ENROLANDO O ROCK - Parte 7: MEU OFÍCIO É O ROCK'N'ROLL



Edson Negromonte

O rock pesado é coisa que agrada sobremaneira aos machos da espécie e quando começa de firulas passa a ser chamado pejorativamente de progressivo, diria um velho roqueiro empedernido. Não é bem assim e a história está aí para quem quiser comprovar. Principalmente, no rock brasileiro, onde os gêneros flertam entre si, da forma mais salutar. Assim, a nossa primeira banda pesada é paulistana e atende pelo provocativo e, ao mesmo tempo, ufanista nome de Made in Brazil, formada, no final dos anos 60, pelos irmãos Celso e Oswaldo Vecchione, tendo como vocalista o andrógino e briguento Cornélius Lúcifer, substituído no segundo disco por Percy Weiss, de vocal mais condizente com todo o peso instrumental da banda. Também na terra da garoa ácida teve origem, na década de 70, época de efervescência roqueira, embora garageira, outra banda que fez história, a Casa das Máquinas. Com um começo indefinido, acabou mostrando no segundo disco todo o seu potencial com "Casa de Rock", hit da época e um dos hinos roqueiros, tendo como líder o baterista Netinho, aquele que foi o "namoradinho brasileiro" da roqueira italiana Rita Pavone, vindo da banda de jovem guarda Os Incríveis. A banda teve um fim trágico quando, em 18 de setembro de 1977, a masculinidade do vocalista Simbas foi questionada por um funcionário da TV Record, devido às suas roupas extravagantes, o que levou-o, junto com o guitarrista Pisca, a espancar violentamente o motorista, o qual veio a morrer 24 horas depois.

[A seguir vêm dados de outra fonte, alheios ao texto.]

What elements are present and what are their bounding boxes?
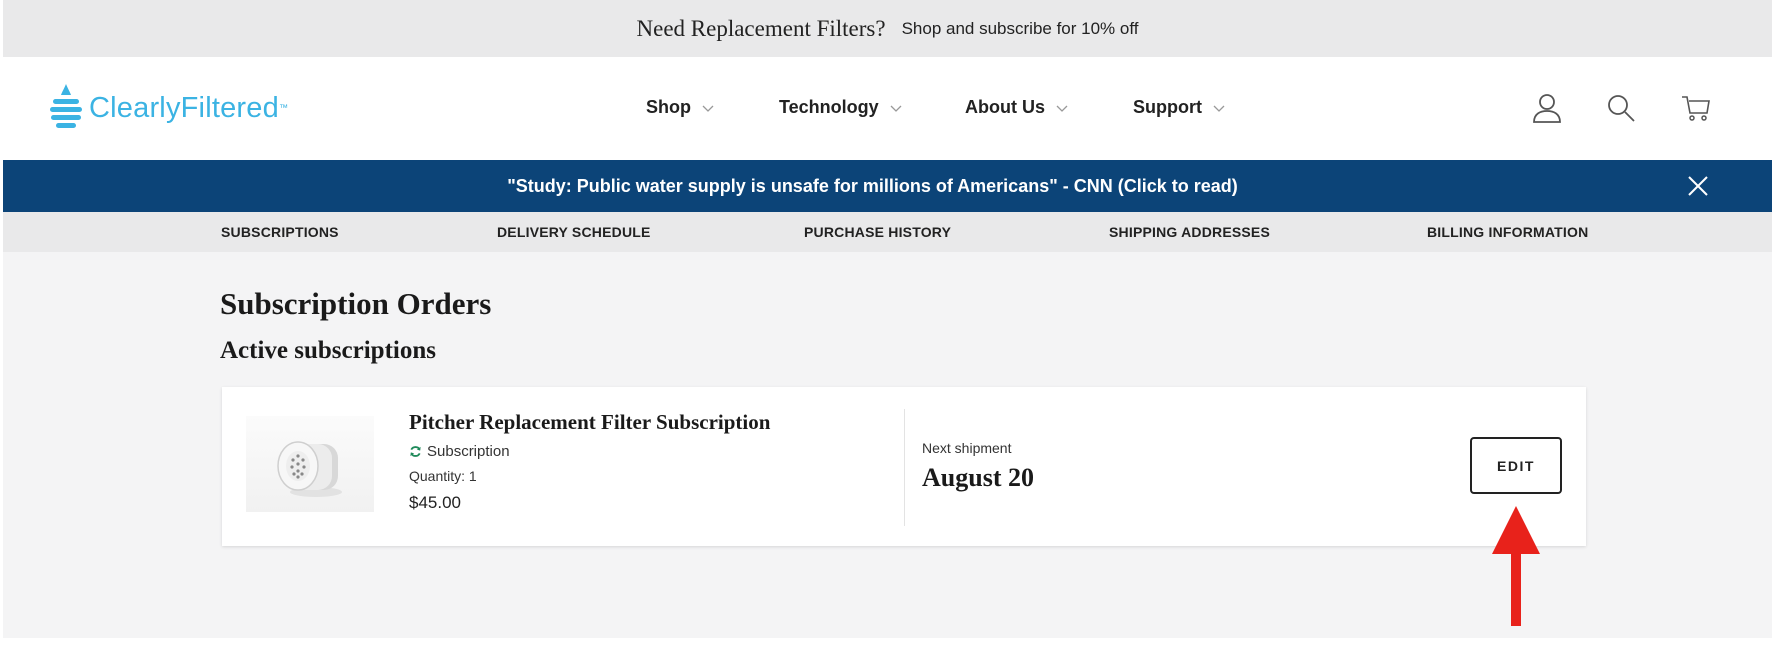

Julgado, Simbas foi condenado a um ano de prisão.

Surgida em 1976 e adepta dos riffs de guitarras, a também paulistana Patrulha do Espaço surgiu como a banda na qual o mutante Arnaldo Baptista, desacreditado por todos os colegas, daria vazão às suas idéias musicais, inicialmente sem estrelismos, mas não tardou que viesse a se chamar Arnaldo e a Patrulha do Espaço, gerando brigas internas que motivaram a sua saída. Os outros integrantes assumiram o comando, tornando-se, assim, um dos principais nomes da história do rock pesado brasileiro, com John Flavin na guitarra, Cokinho no baixo e Júnior detonando na bateria, comprovando que São Paulo é mesmo o túmulo do samba, como bem a definiu o poeta e letrista Vinícius de Moraes, mas, por outro lado, será para sempre o berço do rock'n'roll.

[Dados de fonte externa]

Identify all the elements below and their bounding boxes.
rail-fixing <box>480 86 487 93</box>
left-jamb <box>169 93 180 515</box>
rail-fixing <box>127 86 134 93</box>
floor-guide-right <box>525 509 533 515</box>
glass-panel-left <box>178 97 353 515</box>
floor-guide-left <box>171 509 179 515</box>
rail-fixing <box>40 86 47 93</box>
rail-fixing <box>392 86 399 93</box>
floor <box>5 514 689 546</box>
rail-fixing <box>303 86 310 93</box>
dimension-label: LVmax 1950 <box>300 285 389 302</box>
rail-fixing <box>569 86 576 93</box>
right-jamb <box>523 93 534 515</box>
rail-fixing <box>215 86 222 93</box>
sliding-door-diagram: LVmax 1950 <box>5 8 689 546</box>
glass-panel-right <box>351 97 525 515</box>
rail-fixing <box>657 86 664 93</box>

De outras plagas, viriam outros nomes importantes, como a inicialmente denominada The Bubbles, do Rio de Janeiro, que depois de voltar do festival da Ilha de Wight, adota o nome A Bolha, gravando em 1973 o progressivo "Um Passo à Frente", em que já há insinuações do hard rock que faria em "É Proibido Fumar", de 1977. Com formação inconstante, o único membro fixo foi o guitarrista e vocalista Renato Ladeira. A banda era tão barulhenta que foi despedida pela então roqueira Gal Costa durante a gravação de um compacto duplo, no qual toca as versões arrasadoras de "Zoilógico" e o hino bicho-grilo "Vapor Barato", numa descaralhante versão de estúdio, em 1971, muito superior a versão oficial, ao vivo, em "Gal Fa-tal - A Todo Vapor". No mesmo ano gravariam um compacto simples e conceitual com "Sem Nada" e "Os Hemadecons Cantavam em Coro Chôôôô", além de tocar em todas as faixas do disco proibido "Vida e Obra de Johnny McCartney", do cantor Leno, da dupla de ié-ié-ié Leno e Lílian, em carreira solo e com produção de Raul Seixas. Curiosamente, a banda, ainda como The Bubbles, está na trilha sonora do filme "Salário Mínimo", do diretor Adhemar Gonzaga, de 1970, com a atriz e vedete Renata Fronzi, mãe do guitarrista, o qual viria a fazer muito sucesso nos anos 80 com o grupo Herva Doce e a sua versão "Erva Venenosa", para "Poison Ivy", além de ser parceiro de Cazuza em "Faz Parte do Meu Show" e a inesquecível "O Universo Precisa de Vocês (Power Rangers)" com a dupla mirim Sandy e Júnior.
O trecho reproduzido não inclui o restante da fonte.